15-34: Broaden TestResponseHeader_Print table for future-proofing

The test is fine as-is, but it only exercises a single value. Consider adding a couple more table entries (e.g., empty header, header with special characters) so the behavior is documented a bit more robustly if ResponseHeader.String() ever changes.

---

36-60: Minor simplification in TestURI_Parse

Within each subtest you can call Parse() once and assert on the result instead of having two branches that each call tt.uri.Parse(). This slightly reduces duplication and makes the intent clearer:

-            if tt.expectValid {
-                assert.True(t, tt.uri.Parse())
-            }
-
-            if !tt.expectValid {
-                assert.False(t, tt.uri.Parse())
-            }
+            got := tt.uri.Parse()
+            assert.Equal(t, tt.expectValid, got)

---

145-202: Investigate why t.Parallel() breaks TestFilterResponseHeaders

The comment that the test fails when t.Parallel() is enabled suggests some shared mutable state, either in filterResponseHeaders itself or in the header values passed in. Ideally this function should be side‑effect free on its inputs and safe to exercise in parallel.

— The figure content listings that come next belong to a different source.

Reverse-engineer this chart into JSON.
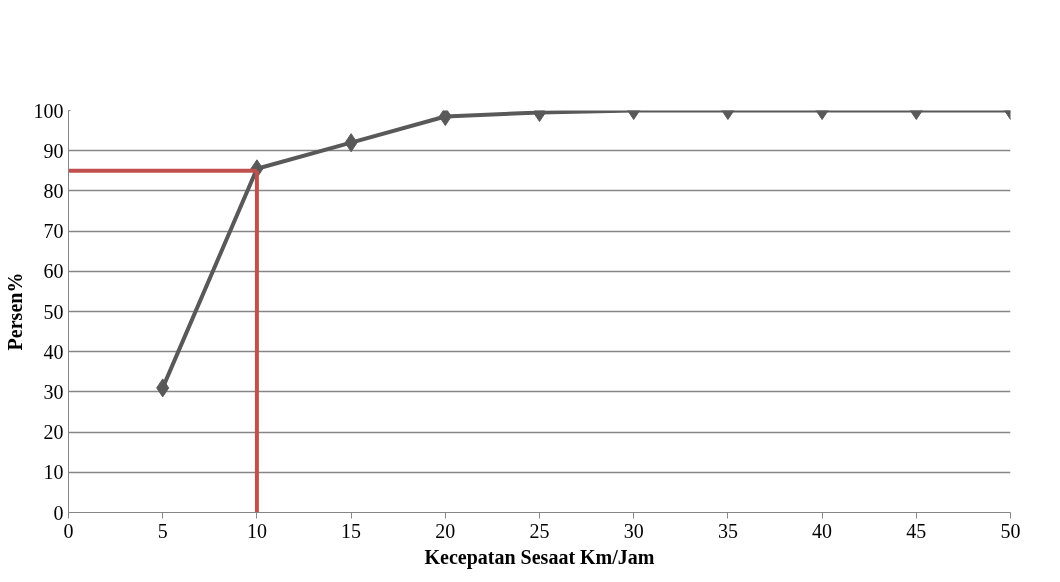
{
  "chart_data": {
    "type": "line",
    "xlabel": "Kecepatan Sesaat Km/Jam",
    "ylabel": "Persen%",
    "x": [
      5,
      10,
      15,
      20,
      25,
      30,
      35,
      40,
      45,
      50
    ],
    "series": [
      {
        "color": "#595959",
        "values": [
          31,
          85.5,
          92,
          98.5,
          99.5,
          100,
          100,
          100,
          100,
          100
        ]
      }
    ],
    "xlim": [
      0,
      50
    ],
    "xticks": [
      0,
      5,
      10,
      15,
      20,
      25,
      30,
      35,
      40,
      45,
      50
    ],
    "ylim": [
      0,
      100
    ],
    "yticks": [
      0,
      10,
      20,
      30,
      40,
      50,
      60,
      70,
      80,
      90,
      100
    ],
    "grid": "y",
    "marker": "diamond",
    "line_style": "solid",
    "ref_lines": [
      {
        "axis": "y",
        "value": 85,
        "color": "#c0504d"
      },
      {
        "axis": "x",
        "value": 10,
        "color": "#c0504d"
      }
    ]
  }
}
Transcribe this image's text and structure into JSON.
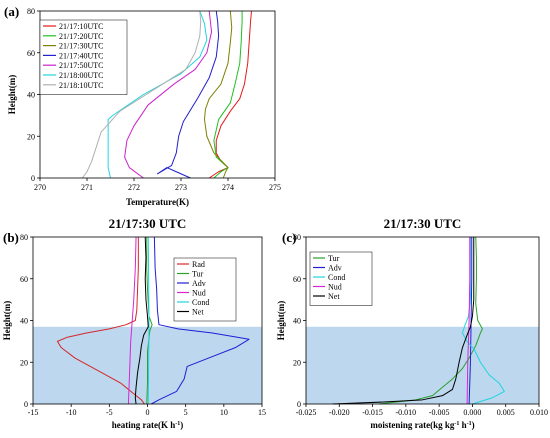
{
  "chart_data": [
    {
      "id": "a",
      "panel_label": "(a)",
      "type": "line",
      "title": "",
      "xlabel": "Temperature(K)",
      "ylabel": "Height(m)",
      "xlim": [
        270,
        275
      ],
      "ylim": [
        0,
        80
      ],
      "xticks": [
        "270",
        "271",
        "272",
        "273",
        "274",
        "275"
      ],
      "yticks": [
        "0",
        "20",
        "40",
        "60",
        "80"
      ],
      "legend": "top-left",
      "shade": null,
      "series": [
        {
          "name": "21/17:10UTC",
          "color": "#e41a1c",
          "points": [
            [
              273.6,
              0
            ],
            [
              273.8,
              3
            ],
            [
              274.0,
              5
            ],
            [
              273.85,
              8
            ],
            [
              273.75,
              12
            ],
            [
              273.75,
              18
            ],
            [
              273.85,
              25
            ],
            [
              274.05,
              32
            ],
            [
              274.25,
              38
            ],
            [
              274.35,
              45
            ],
            [
              274.42,
              55
            ],
            [
              274.45,
              65
            ],
            [
              274.48,
              75
            ],
            [
              274.5,
              80
            ]
          ]
        },
        {
          "name": "21/17:20UTC",
          "color": "#1fbf1f",
          "points": [
            [
              273.7,
              0
            ],
            [
              273.85,
              3
            ],
            [
              274.0,
              5
            ],
            [
              273.75,
              10
            ],
            [
              273.7,
              18
            ],
            [
              273.8,
              28
            ],
            [
              274.05,
              36
            ],
            [
              274.15,
              45
            ],
            [
              274.25,
              55
            ],
            [
              274.28,
              65
            ],
            [
              274.3,
              75
            ],
            [
              274.3,
              80
            ]
          ]
        },
        {
          "name": "21/17:30UTC",
          "color": "#808000",
          "points": [
            [
              273.9,
              0
            ],
            [
              273.95,
              3
            ],
            [
              274.0,
              5
            ],
            [
              273.7,
              12
            ],
            [
              273.55,
              20
            ],
            [
              273.5,
              28
            ],
            [
              273.52,
              33
            ],
            [
              273.6,
              38
            ],
            [
              273.85,
              45
            ],
            [
              274.0,
              55
            ],
            [
              274.05,
              65
            ],
            [
              274.08,
              72
            ],
            [
              274.05,
              80
            ]
          ]
        },
        {
          "name": "21/17:40UTC",
          "color": "#2020cc",
          "points": [
            [
              273.2,
              0
            ],
            [
              272.9,
              3
            ],
            [
              272.7,
              5
            ],
            [
              272.5,
              2
            ],
            [
              272.8,
              6
            ],
            [
              272.9,
              12
            ],
            [
              272.95,
              20
            ],
            [
              273.05,
              27
            ],
            [
              273.35,
              38
            ],
            [
              273.6,
              48
            ],
            [
              273.75,
              58
            ],
            [
              273.8,
              68
            ],
            [
              273.78,
              75
            ],
            [
              273.75,
              80
            ]
          ]
        },
        {
          "name": "21/17:50UTC",
          "color": "#cc22cc",
          "points": [
            [
              272.2,
              0
            ],
            [
              271.9,
              5
            ],
            [
              271.8,
              10
            ],
            [
              271.85,
              18
            ],
            [
              272.0,
              25
            ],
            [
              272.3,
              35
            ],
            [
              272.85,
              45
            ],
            [
              273.3,
              52
            ],
            [
              273.55,
              60
            ],
            [
              273.65,
              70
            ],
            [
              273.6,
              80
            ]
          ]
        },
        {
          "name": "21/18:00UTC",
          "color": "#22d4e0",
          "points": [
            [
              271.5,
              0
            ],
            [
              271.45,
              5
            ],
            [
              271.45,
              12
            ],
            [
              271.45,
              20
            ],
            [
              271.45,
              28
            ],
            [
              271.55,
              30
            ],
            [
              272.2,
              40
            ],
            [
              273.0,
              50
            ],
            [
              273.4,
              58
            ],
            [
              273.55,
              66
            ],
            [
              273.5,
              74
            ],
            [
              273.4,
              80
            ]
          ]
        },
        {
          "name": "21/18:10UTC",
          "color": "#b0b0b0",
          "points": [
            [
              270.9,
              0
            ],
            [
              271.0,
              3
            ],
            [
              271.1,
              8
            ],
            [
              271.2,
              15
            ],
            [
              271.3,
              22
            ],
            [
              271.7,
              32
            ],
            [
              272.4,
              42
            ],
            [
              273.1,
              52
            ],
            [
              273.3,
              60
            ],
            [
              273.4,
              68
            ],
            [
              273.42,
              75
            ],
            [
              273.4,
              80
            ]
          ]
        }
      ]
    },
    {
      "id": "b",
      "panel_label": "(b)",
      "type": "line",
      "title": "21/17:30 UTC",
      "xlabel": "heating rate(K h",
      "xlabel_sup": "-1",
      "xlabel_suffix": ")",
      "ylabel": "Height(m)",
      "xlim": [
        -15,
        15
      ],
      "ylim": [
        0,
        80
      ],
      "xticks": [
        "-15",
        "-10",
        "-5",
        "0",
        "5",
        "10",
        "15"
      ],
      "yticks": [
        "0",
        "20",
        "40",
        "60",
        "80"
      ],
      "legend": "top-right",
      "shade": {
        "y_from": 0,
        "y_to": 37,
        "color": "#bcd7ee"
      },
      "series": [
        {
          "name": "Rad",
          "color": "#d62728",
          "points": [
            [
              -0.4,
              0
            ],
            [
              -0.8,
              2
            ],
            [
              -1.5,
              4
            ],
            [
              -3.5,
              10
            ],
            [
              -6.5,
              16
            ],
            [
              -9.5,
              22
            ],
            [
              -11.3,
              27
            ],
            [
              -11.8,
              30
            ],
            [
              -10.5,
              32
            ],
            [
              -8.0,
              34
            ],
            [
              -5.0,
              36
            ],
            [
              -2.8,
              38
            ],
            [
              -1.6,
              40
            ],
            [
              -1.4,
              45
            ],
            [
              -1.3,
              55
            ],
            [
              -1.2,
              65
            ],
            [
              -1.2,
              75
            ],
            [
              -1.2,
              80
            ]
          ]
        },
        {
          "name": "Tur",
          "color": "#2ca02c",
          "points": [
            [
              -0.1,
              0
            ],
            [
              0.0,
              10
            ],
            [
              0.0,
              25
            ],
            [
              0.3,
              35
            ],
            [
              0.6,
              38
            ],
            [
              0.2,
              42
            ],
            [
              0.0,
              55
            ],
            [
              -0.1,
              65
            ],
            [
              -0.1,
              80
            ]
          ]
        },
        {
          "name": "Adv",
          "color": "#1f1fd6",
          "points": [
            [
              0.5,
              0
            ],
            [
              1.5,
              2
            ],
            [
              3.8,
              6
            ],
            [
              4.8,
              12
            ],
            [
              5.2,
              18
            ],
            [
              8.0,
              22
            ],
            [
              11.5,
              27
            ],
            [
              13.3,
              31
            ],
            [
              8.5,
              34
            ],
            [
              4.0,
              36
            ],
            [
              1.5,
              38
            ],
            [
              1.3,
              45
            ],
            [
              1.2,
              55
            ],
            [
              1.0,
              65
            ],
            [
              0.9,
              80
            ]
          ]
        },
        {
          "name": "Nud",
          "color": "#d627d6",
          "points": [
            [
              -2.5,
              0
            ],
            [
              -2.4,
              10
            ],
            [
              -2.3,
              20
            ],
            [
              -2.2,
              30
            ],
            [
              -2.0,
              40
            ],
            [
              -1.8,
              50
            ],
            [
              -1.6,
              65
            ],
            [
              -1.5,
              80
            ]
          ]
        },
        {
          "name": "Cond",
          "color": "#22d4e0",
          "points": [
            [
              0.1,
              0
            ],
            [
              0.15,
              20
            ],
            [
              0.2,
              40
            ],
            [
              0.15,
              60
            ],
            [
              0.1,
              80
            ]
          ]
        },
        {
          "name": "Net",
          "color": "#000000",
          "points": [
            [
              -1.5,
              0
            ],
            [
              -1.6,
              3
            ],
            [
              -1.5,
              8
            ],
            [
              -1.3,
              15
            ],
            [
              -1.0,
              22
            ],
            [
              -0.8,
              28
            ],
            [
              -0.5,
              33
            ],
            [
              0.1,
              37
            ],
            [
              0.0,
              42
            ],
            [
              -0.2,
              50
            ],
            [
              -0.3,
              60
            ],
            [
              -0.2,
              70
            ],
            [
              -0.3,
              80
            ]
          ]
        }
      ]
    },
    {
      "id": "c",
      "panel_label": "(c)",
      "type": "line",
      "title": "21/17:30 UTC",
      "xlabel": "moistening rate(kg kg",
      "xlabel_sup": "-1",
      "xlabel_mid": " h",
      "xlabel_sup2": "-1",
      "xlabel_suffix": ")",
      "ylabel": "Height(m)",
      "xlim": [
        -0.025,
        0.01
      ],
      "ylim": [
        0,
        80
      ],
      "xticks": [
        "-0.025",
        "-0.020",
        "-0.015",
        "-0.010",
        "-0.005",
        "0.000",
        "0.005",
        "0.010"
      ],
      "yticks": [
        "0",
        "20",
        "40",
        "60",
        "80"
      ],
      "legend": "top-left",
      "shade": {
        "y_from": 0,
        "y_to": 37,
        "color": "#bcd7ee"
      },
      "series": [
        {
          "name": "Tur",
          "color": "#2ca02c",
          "points": [
            [
              -0.014,
              0
            ],
            [
              -0.0085,
              2
            ],
            [
              -0.006,
              4
            ],
            [
              -0.0045,
              8
            ],
            [
              -0.003,
              12
            ],
            [
              -0.0015,
              17
            ],
            [
              -0.0005,
              22
            ],
            [
              0.0005,
              28
            ],
            [
              0.0012,
              34
            ],
            [
              0.0015,
              36
            ],
            [
              0.0008,
              40
            ],
            [
              0.0005,
              48
            ],
            [
              0.0006,
              60
            ],
            [
              0.0006,
              70
            ],
            [
              0.0005,
              80
            ]
          ]
        },
        {
          "name": "Adv",
          "color": "#1f1fd6",
          "points": [
            [
              -0.0005,
              0
            ],
            [
              -0.0003,
              20
            ],
            [
              -0.0002,
              40
            ],
            [
              -0.0001,
              60
            ],
            [
              -0.0001,
              80
            ]
          ]
        },
        {
          "name": "Cond",
          "color": "#22d4e0",
          "points": [
            [
              0.0,
              0
            ],
            [
              0.003,
              3
            ],
            [
              0.0048,
              6
            ],
            [
              0.004,
              10
            ],
            [
              0.0025,
              14
            ],
            [
              0.0012,
              20
            ],
            [
              0.0003,
              26
            ],
            [
              -0.0008,
              30
            ],
            [
              -0.0015,
              34
            ],
            [
              -0.0012,
              37
            ],
            [
              -0.0006,
              42
            ],
            [
              -0.0003,
              50
            ],
            [
              -0.0003,
              60
            ],
            [
              -0.0003,
              70
            ],
            [
              -0.0003,
              80
            ]
          ]
        },
        {
          "name": "Nud",
          "color": "#d627d6",
          "points": [
            [
              -0.0008,
              0
            ],
            [
              -0.0007,
              20
            ],
            [
              -0.0005,
              40
            ],
            [
              -0.0004,
              60
            ],
            [
              -0.0004,
              80
            ]
          ]
        },
        {
          "name": "Net",
          "color": "#000000",
          "points": [
            [
              -0.021,
              0
            ],
            [
              -0.013,
              1
            ],
            [
              -0.0075,
              2
            ],
            [
              -0.0045,
              4
            ],
            [
              -0.003,
              7
            ],
            [
              -0.0025,
              12
            ],
            [
              -0.002,
              20
            ],
            [
              -0.0015,
              27
            ],
            [
              -0.0008,
              33
            ],
            [
              -0.0003,
              37
            ],
            [
              0.0,
              42
            ],
            [
              0.0002,
              50
            ],
            [
              0.0002,
              60
            ],
            [
              0.0002,
              70
            ],
            [
              0.0002,
              80
            ]
          ]
        }
      ]
    }
  ]
}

If the implementation mutates input headers or uses shared globals, consider:

• Making it pure (no mutation / shared state), or
• Cloning the headers inside the test cases so each subtest has isolated data,

and then re‑enable t.Parallel() here.

---

253-314: Relax exact error-string match for Invalid URL case

For the "Invalid" case you assert full equality on err.Error(), including the exact net/url parse message. This can be brittle across Go versions or subtle changes in url.Parse formatting.

To make the test more stable while still checking behavior, consider asserting on key substrings instead, e.g.:

-            if tt.expectError {
-                require.Error(t, err)
-                assert.Equal(t, tt.expectOutput, err.Error())
-            }
+            if tt.expectError {
+                require.Error(t, err)
+                assert.Contains(t, err.Error(), "invalid URL escape")
+            }

and keep the exact string check only for errors you fully control (like the "EmptyInput" case).

📜 Review details

Configuration used: CodeRabbit UI

Review profile: CHILL

Plan: Pro

📥 Commits

Reviewing files that changed from the base of the PR and between 9276998 and 39a84b9.

📒 Files selected for processing (2)

• devenv.nix (2 hunks)
• internal/requests/requests_handlers_test.go (1 hunks)

🚧 Files skipped from review as they are similar to previous changes (1)

• devenv.nix

🔇 Additional comments (5)

internal/requests/requests_handlers_test.go (5)

62-104: Good coverage of TLSVersionName, including unknown version

The table-driven test nicely exercises all known versions plus the unknown-code path, and using assert.Contains gives some resilience against formatting changes. No issues here.

---

106-143: TestCipherSuiteName cleanly captures known/unknown paths

This test clearly pins expected names for representative cipher suites and the unknown fallback; it’s straightforward and reads well. Looks good as written.

---

204-252: TestGetUrlsFromHost error-path contract is now explicit

Dropping expectedOutput for the "OneNotParsing" case resolves the earlier ambiguity: the test now clearly documents that, on parse error, you only assert that an error is returned and leave the output unspecified. The success cases look correct and cover both “with URIs” and “no URI list” behaviors.

---

316-437: Solid end-to-end TLS rendering test; covers happy-path and no-TLS state

This test does a good job of exercising RenderTLSData against real TLS connections, asserting on version, cipher suite, cert fields, and the “no TLS state” branch by zeroing Response.TLS. The use of per-case ports and t.Parallel() is appropriate here. No changes needed from my side.

---

439-535: TestHandleRequests nicely validates mapping, output, and User-Agent behavior

The test covers both success and error meta-configs, asserts that some request summary is written to the provided writer, and checks that respMap keys line up with Request.Name and that the User-Agent is either the default or overridden value. This gives good coverage of the higher-level flow; I don’t see any correctness issues here.